Use of Buprenorphine Transdermal System as the First Opioid Analgesic (opioid-naive patients)
Initiate treatment with buprenorphine transdermal system with a 5 mcg/hour patch.
C onversion from Other Opioids to Buprenorphine Transdermal System
Discontinue all other around-the-clock opioid drugs when buprenorphine transdermal system therapy is initiated.
There is a potential for buprenorphine to precipitate withdrawal in patients who are already on opioids.
Prior Total Daily Dose of Opioid Less than 30 mg of Oral Morphine Equivalents per Day: Initiate treatment with buprenorphine transdermal system 5 mcg/hour at the next dosing interval (see Table 1 below, middle column).
Prior Total Daily Dose of Opioid Between 30 mg to 80 mg of Oral Morphine Equivalents per Day:
Taper the patient’s current around-the-clock opioids for up to 7 days to no more than 30 mg of morphine or equivalent per day before beginning treatment with buprenorphine transdermal system. Then initiate treatment with buprenorphine transdermal system 10 mcg/hour at the next dosing interval (see Table 1 below, right column). Patients may use short-acting analgesics as needed until analgesic efficacy with buprenorphine transdermal system is attained.

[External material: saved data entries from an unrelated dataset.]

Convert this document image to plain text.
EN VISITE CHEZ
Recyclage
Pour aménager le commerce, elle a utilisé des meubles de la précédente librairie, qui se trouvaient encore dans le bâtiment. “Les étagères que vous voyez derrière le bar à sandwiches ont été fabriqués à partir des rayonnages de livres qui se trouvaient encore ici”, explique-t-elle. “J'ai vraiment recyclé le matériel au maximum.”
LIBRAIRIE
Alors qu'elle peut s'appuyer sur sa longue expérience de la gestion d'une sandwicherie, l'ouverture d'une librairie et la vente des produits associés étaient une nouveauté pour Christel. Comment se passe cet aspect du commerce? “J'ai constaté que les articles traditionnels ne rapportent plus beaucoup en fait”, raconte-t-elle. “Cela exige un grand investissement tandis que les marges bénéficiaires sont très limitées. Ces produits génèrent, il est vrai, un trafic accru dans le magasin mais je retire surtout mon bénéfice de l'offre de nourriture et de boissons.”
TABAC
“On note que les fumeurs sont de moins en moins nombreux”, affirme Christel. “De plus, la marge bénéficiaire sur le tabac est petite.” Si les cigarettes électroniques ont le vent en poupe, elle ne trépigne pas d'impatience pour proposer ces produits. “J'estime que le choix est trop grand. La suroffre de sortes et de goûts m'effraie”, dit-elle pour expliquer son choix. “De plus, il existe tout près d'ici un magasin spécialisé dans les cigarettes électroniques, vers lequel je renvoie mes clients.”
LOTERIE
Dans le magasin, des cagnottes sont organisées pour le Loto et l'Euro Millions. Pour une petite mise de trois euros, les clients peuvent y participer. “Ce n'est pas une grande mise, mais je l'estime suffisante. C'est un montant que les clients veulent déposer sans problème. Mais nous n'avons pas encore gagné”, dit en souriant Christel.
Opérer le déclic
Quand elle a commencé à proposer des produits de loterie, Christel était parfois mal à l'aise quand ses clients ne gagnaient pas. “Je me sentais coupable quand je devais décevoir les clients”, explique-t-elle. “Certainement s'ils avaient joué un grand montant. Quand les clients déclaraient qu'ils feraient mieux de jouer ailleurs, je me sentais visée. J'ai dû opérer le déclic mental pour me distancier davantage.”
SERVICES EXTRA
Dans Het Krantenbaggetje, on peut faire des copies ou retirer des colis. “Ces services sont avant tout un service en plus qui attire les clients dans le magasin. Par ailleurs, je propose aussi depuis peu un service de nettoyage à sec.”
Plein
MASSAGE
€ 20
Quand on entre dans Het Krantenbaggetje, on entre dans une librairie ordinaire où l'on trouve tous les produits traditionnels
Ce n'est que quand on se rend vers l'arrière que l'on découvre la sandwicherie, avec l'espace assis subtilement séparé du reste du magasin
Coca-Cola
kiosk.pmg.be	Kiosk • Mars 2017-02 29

Prior Total Daily Dose of Opioid Greater than 80 mg of Oral Morphine Equivalents per Day:
Buprenorphine transdermal system 20 mcg/hour may not provide adequate analgesia for patients requiring greater than 80 mg/day oral morphine equivalents. Consider the use of an alternate analgesic.
Previous Opioid Analgesic
30 mg to 80 mg
(Oral Morphine Equivalent)
Recommended Buprenorphine Transdermal System Starting Dose
C onversion from Methadone to Buprenorphine Transdermal System
Close monitoring is of particular importance when converting from methadone to other opioid agonists. The ratio between methadone and other opioid agonists may vary widely as a function of previous dose exposure. Methadone has a long half-life and can accumulate in the plasma.